Explicação Histórica
As expressões 'morto, e reviveu' e 'perdido, e foi achado' são metáforas que descrevem a condição espiritual do filho. 'Morto' representa a separação da comunhão e da vida com o pai, simbolizando a condição de pecado e alienação de Deus. 'Reviveu' indica a restauração dessa comunhão através do arrependimento e da graça. 'Perdido' refere-se à condição de extravio espiritual e moral, enquanto 'achado' denota a reconciliação e o retorno ao caminho da verdade. A resposta 'E começaram a alegrar-se' é a manifestação da celebração pela redenção e restauração.
Interpretação Doutrinária
Este versículo ilustra profundamente a doutrina pentecostal clássica da salvação pela graça mediante o arrependimento. A 'morte' e a condição de 'perdido' representam a natureza pecaminosa e a separação de Deus que aflige a humanidade.

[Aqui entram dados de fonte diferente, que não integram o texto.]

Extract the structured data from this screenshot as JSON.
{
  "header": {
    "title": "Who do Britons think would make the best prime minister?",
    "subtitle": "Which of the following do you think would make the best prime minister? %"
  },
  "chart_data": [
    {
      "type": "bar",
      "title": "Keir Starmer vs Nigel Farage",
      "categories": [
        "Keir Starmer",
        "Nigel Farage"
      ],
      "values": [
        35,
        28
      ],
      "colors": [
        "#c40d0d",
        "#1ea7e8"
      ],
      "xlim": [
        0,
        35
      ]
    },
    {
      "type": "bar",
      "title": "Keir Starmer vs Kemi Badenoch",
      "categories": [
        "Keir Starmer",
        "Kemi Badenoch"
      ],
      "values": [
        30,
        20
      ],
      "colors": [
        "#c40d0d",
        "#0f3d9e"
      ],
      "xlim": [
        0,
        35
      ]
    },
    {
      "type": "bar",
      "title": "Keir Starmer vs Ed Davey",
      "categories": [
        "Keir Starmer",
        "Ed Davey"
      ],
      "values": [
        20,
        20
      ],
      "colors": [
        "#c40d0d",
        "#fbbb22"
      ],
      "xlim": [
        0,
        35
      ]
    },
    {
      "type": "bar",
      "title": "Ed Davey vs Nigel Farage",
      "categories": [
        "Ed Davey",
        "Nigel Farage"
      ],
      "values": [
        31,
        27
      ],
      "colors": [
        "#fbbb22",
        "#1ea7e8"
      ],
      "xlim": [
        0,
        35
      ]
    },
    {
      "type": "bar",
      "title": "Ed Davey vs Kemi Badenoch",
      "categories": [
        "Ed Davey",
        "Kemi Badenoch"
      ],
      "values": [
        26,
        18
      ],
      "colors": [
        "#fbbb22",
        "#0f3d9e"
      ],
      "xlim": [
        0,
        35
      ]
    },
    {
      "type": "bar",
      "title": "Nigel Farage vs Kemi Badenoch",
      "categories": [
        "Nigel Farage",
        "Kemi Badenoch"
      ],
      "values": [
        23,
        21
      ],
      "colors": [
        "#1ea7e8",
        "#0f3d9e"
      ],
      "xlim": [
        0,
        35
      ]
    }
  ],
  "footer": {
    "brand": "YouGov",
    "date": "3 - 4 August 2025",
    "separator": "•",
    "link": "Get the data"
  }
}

O 'reviver' e ser 'achado' simbolizam o novo nascimento e a redenção em Cristo, acessível a todos que se arrependem e aceitam a graça divina. A alegria do pai reflete a grande alegria no céu pela conversão de um pecador (Lucas 15:7, Lucas 15:10), confirmando a centralidade da obra de Cristo e a experiência pentecostal de uma vida renovada e cheia do Espírito.
Aplicação Prática
O crente é exortado a buscar a Deus com arrependimento sincero, confiando que Ele o receberá com amor e alegria, como o pai ao filho pródigo. A Igreja deve acolher e celebrar a restauração de almas perdidas que retornam ao caminho de Deus, demonstrando o mesmo espírito de festa e amor fraternal. É um chamado contínuo à vigilância e à busca pela santificação.
Precauções de Leitura
É vital não interpretar esta parábola como um incentivo ao pecado sob a presunção do perdão fácil. A 'morte' e 'perda' do filho foram consequências trágicas de suas escolhas. A ênfase recai sobre a genuína mudança de coração e o profundo arrependimento que precede a restauração e a alegria, e não em um ciclo de afastamento e retorno sem transformação verdadeira. Não se deve trivializar a gravidade do pecado e a necessidade de uma conversão real.